Effects of 2-year vitamin B12 and folic acid supplementation in hyperhomocysteinemic elderly on arterial stiffness and cardiovascular outcomes within the B-PROOF trial.

J Hypertens 2015 Sep;33(9):1897-906; discussion 1906

aErasmus MC, Department of Internal Medicine, Rotterdam bVU University Medical Center, EMGO Institute for Health and Care Research, Department of Epidemiology and Biostatistics, Amsterdam cWageningen University, Division of Human Nutrition, Wageningen dVU University Medical Center, Department of Clinical Chemistry eVU University Medical Center, Department of Internal Medicine, Amsterdam fNetherlands Consortium for Healthy Ageing, Rotterdam, Leiden gVU University Medical Center, Institute for Cardiovascular Research ICaR-VU hAcademic Medical Center, Department of Internal Medicine, Section of Geriatrics, Amsterdam, the Netherlands.

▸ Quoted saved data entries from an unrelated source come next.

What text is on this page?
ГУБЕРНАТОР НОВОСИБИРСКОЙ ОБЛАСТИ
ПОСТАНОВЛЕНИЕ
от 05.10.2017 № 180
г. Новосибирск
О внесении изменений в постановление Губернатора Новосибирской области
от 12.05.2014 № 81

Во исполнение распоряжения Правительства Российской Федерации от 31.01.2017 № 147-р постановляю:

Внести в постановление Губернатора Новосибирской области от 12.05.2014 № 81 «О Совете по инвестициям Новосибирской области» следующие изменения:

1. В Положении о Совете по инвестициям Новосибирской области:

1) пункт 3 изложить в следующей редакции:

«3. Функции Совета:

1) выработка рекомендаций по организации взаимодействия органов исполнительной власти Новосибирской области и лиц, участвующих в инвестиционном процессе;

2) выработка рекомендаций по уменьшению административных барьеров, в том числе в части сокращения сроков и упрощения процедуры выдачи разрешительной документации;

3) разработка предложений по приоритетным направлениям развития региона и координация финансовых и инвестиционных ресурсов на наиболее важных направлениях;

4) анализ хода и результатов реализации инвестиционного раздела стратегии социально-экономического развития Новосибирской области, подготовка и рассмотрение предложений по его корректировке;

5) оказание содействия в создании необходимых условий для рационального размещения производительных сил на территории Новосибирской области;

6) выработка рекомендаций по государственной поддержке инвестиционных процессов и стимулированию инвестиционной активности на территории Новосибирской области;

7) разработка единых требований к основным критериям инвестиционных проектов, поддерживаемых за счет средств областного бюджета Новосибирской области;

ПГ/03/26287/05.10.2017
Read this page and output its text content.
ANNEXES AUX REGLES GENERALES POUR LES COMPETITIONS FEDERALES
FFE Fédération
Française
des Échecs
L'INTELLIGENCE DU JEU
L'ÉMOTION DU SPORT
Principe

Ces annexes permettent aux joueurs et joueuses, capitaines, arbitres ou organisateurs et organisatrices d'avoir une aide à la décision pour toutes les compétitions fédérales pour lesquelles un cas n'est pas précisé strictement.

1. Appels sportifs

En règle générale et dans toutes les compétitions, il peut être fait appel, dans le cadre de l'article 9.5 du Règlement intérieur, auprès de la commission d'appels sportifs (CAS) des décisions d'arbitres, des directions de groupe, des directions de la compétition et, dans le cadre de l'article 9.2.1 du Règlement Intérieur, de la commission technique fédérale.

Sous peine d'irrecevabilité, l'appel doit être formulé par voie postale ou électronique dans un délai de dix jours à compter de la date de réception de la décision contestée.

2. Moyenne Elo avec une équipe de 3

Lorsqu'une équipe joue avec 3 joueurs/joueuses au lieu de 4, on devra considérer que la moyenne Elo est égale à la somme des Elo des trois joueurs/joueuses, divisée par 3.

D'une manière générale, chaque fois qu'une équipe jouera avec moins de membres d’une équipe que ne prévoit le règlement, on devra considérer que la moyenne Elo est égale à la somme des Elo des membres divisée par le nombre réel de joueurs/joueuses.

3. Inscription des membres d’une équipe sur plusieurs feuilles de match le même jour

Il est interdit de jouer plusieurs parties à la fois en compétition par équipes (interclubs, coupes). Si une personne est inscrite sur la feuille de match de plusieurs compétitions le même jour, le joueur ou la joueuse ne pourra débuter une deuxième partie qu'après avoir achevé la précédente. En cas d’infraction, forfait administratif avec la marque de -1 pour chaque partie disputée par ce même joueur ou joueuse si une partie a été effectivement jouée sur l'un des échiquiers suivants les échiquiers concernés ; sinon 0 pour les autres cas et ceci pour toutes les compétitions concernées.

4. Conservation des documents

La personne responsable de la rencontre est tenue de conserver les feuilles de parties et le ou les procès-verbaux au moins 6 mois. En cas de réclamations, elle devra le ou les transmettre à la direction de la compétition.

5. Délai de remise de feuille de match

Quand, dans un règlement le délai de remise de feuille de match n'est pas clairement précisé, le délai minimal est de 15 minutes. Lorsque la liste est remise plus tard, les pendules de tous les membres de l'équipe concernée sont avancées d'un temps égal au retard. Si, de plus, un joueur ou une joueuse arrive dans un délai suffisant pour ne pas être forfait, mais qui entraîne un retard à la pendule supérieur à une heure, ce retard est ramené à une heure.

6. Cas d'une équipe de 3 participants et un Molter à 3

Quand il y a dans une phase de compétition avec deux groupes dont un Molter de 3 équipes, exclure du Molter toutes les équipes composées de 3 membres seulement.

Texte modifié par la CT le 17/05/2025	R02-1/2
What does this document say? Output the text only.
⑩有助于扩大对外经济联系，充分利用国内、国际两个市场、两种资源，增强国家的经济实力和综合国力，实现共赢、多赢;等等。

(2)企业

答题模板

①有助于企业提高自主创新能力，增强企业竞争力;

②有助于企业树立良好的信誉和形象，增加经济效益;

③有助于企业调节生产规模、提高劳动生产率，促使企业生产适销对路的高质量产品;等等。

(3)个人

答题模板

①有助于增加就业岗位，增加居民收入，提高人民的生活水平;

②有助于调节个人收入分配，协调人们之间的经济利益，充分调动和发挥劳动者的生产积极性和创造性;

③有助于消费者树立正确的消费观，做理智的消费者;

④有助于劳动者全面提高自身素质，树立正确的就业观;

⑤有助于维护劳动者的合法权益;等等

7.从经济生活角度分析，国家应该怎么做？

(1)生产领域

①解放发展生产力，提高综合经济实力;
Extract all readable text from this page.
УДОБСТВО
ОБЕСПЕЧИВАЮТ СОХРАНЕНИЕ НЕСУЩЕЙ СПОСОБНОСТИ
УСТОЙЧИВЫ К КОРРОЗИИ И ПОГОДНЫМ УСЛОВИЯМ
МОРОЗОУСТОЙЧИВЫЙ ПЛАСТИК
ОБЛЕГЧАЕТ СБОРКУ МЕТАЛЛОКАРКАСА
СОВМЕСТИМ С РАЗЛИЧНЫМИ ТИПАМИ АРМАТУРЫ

Introduction: Hyperhomocysteinemia is an important cardiovascular risk indicator in the oldest old, and is associated with elevated arterial stiffness in this age group. Since several intervention trials reported a lack of benefit of B-vitamin supplementation on cardiovascular outcomes, we aimed to investigate the effect of B-vitamin supplementation on arterial stiffness and atherosclerosis in hyperhomocysteinemic elderly patients.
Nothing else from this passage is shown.